The future of law, the legal profession and courts is among the many subjects that I am interested in. I was part of a five Member Committee of High Court Judges that examined the issue of collection, preservation, retrieval and proof of electronic evidence. We submitted a report in December 2018. That experience alerted us to the urgent need for the Courts to address this issue.

What keeps me going as a judge? Those moments when I can bring to an end a two or three-decade-old case, get an 80-year-old pensioner relief, long overdue retiral benefits to the legal representatives of a deceased bus conductor or wrongly dismissed CRPF jawan, reverse a wrong conviction or a wrong acquittal. The cry for justice is loud in every roster and in every court. What I felt every day as a Judge, and still feel, is that it never seems enough.

The most moving moment as a judge was in this very court sitting where I am today when on July 2, 2009, Chief Justice A.P. Shah and I delivered our judgment in Naz Foundation. Even as we held that consensual same sex between adults in private was not a crime, the relief that swept through the courtroom amongst those waiting to hear the verdict was palpable. Many broke down right here in front of us. At that moment, we knew that something irreversible had happened.

The Supreme Court's right to privacy judgment could pave the way for the decriminalisation of homosexuality. Credit: Reuters

The Naz Foundation judgment decriminalised homosexuality. Photo: Reuters

Now about my transfer and what exactly happened on February 26, 2020. There has been some confusion about what transpired, and I thought it should be cleared.

What the five-member collegium sends to the Central government is a recommendation that a judge of a high court should be transferred to another high court. The judge concerned is not at this stage under orders of transfer. That happens only when the recommendation of the collegium fructifies into a notification.

In my case, the collegium’s decision was communicated to me by the CJI on February 17 by a letter which sought my response. I acknowledged receipt of the letter. I was then asked to clarify what I meant. As I saw it, if I was going to be transferred from the Delhi high court anyway, I was fine with moving to the Punjab and Haryana high court. I, therefore, clarified to the CJI that I did not object to the proposal. An explanation for my transfer reached the press via Maneesh Chhibber’s article in The Print on February 20 quoting “sources in the Supreme Court collegium”, confirming what had been indicated to me a couple of days earlier.

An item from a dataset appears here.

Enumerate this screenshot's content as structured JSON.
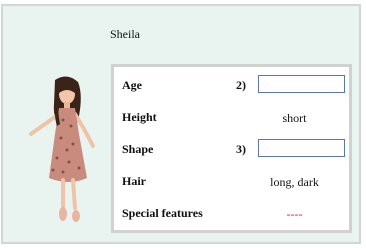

February 26, 2020 was perhaps the longest working day of my life as a judge of this court. It began at 12:30 am with a sitting at my residence with Justice Bhambani, under the orders of Justice Sistani, to deal with a PIL filed by Rahul Roy seeking safe passage for ambulances carrying the injured riot victims. When I received a call at my residence from the lawyer for the petitioner, I first called Justice Sistani to ask what should be done, knowing that the chief justice was on leave. Justice Sistani explained that he too was officially on leave the whole of February 26 and that I should take up the matter. This fact is stated in the order passed by the bench after the hearing. Later that day, upon urgent mentioning, as the de facto CJ’s Bench, Justice Talwant Singh and I took up another fresh PIL on the CJ’s Board seeking registration of FIRs for hate speeches. After the orders passed on that day, the above two PILs remained on the CJ’s Board.

The notification issued close to midnight of February 26 did two things. First, it transferred me to the P&H high court. Second, it appointed me to a position from where I can never be transferred, or removed and in which I shall always be proud to remain. A former judge of arguably the best high court in the country. The high court of Delhi.